Great examples of the power of machine learning on medical data are easy to find today. Dr. Atul Butte, director of the Institute for Computational Health Sciences at UCSF, employed AI on big public datasets to isolate a molecular treatment for small-cell lung cancer; Butte predicts computational optimization can bring drug development down from $1 billion to a mere $100,000, and from 10 years to 2 years. Many public datasets are being created: Harvard’s Personal Genome Project, MHealth, Chicago Health Atlas and HealthData.gov are just a few among dozens of accessible libraries.
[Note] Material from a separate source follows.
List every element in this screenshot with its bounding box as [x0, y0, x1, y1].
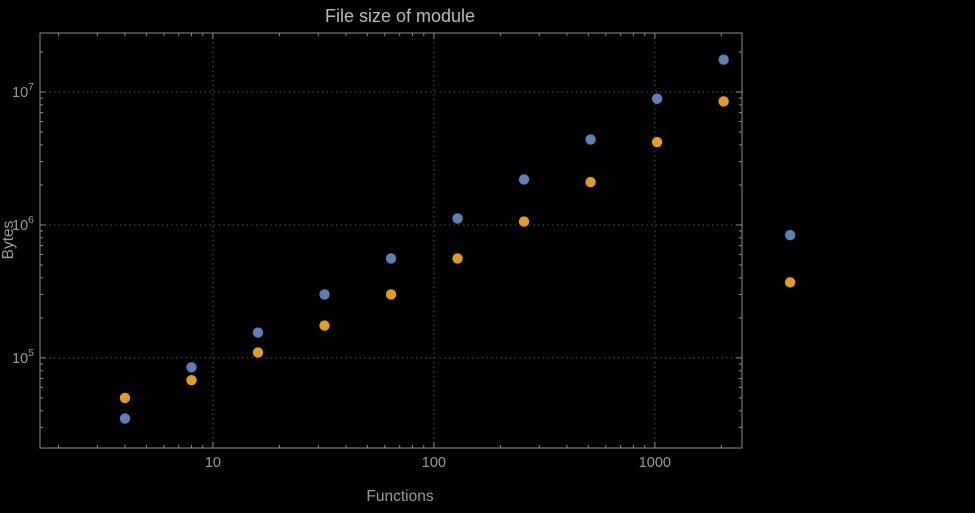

However, most live medical data in EHRs is decisively not AI-ready. It has to be extracted and standardized, which is laborious work. Machine learning can then scour the data to discover “hidden layers,” i.e., patterns never seen before. But that intelligence can’t then just turn around and run on the live EHR data, especially when it’s looking for something extremely complex, such as a constellation of genes interacting with lifestyle factors. Even when EHRs do comply to a standard, that EHR architecture typically was not built from the ground up for AI optimization.

Anyone and everyone will promise artificial intelligence insight from data. But it’s those who are already doing it, across millions of patients, on live data, who have the distinct advantage.

Interoperability is the holy grail. The problem is that people have to get paid for it.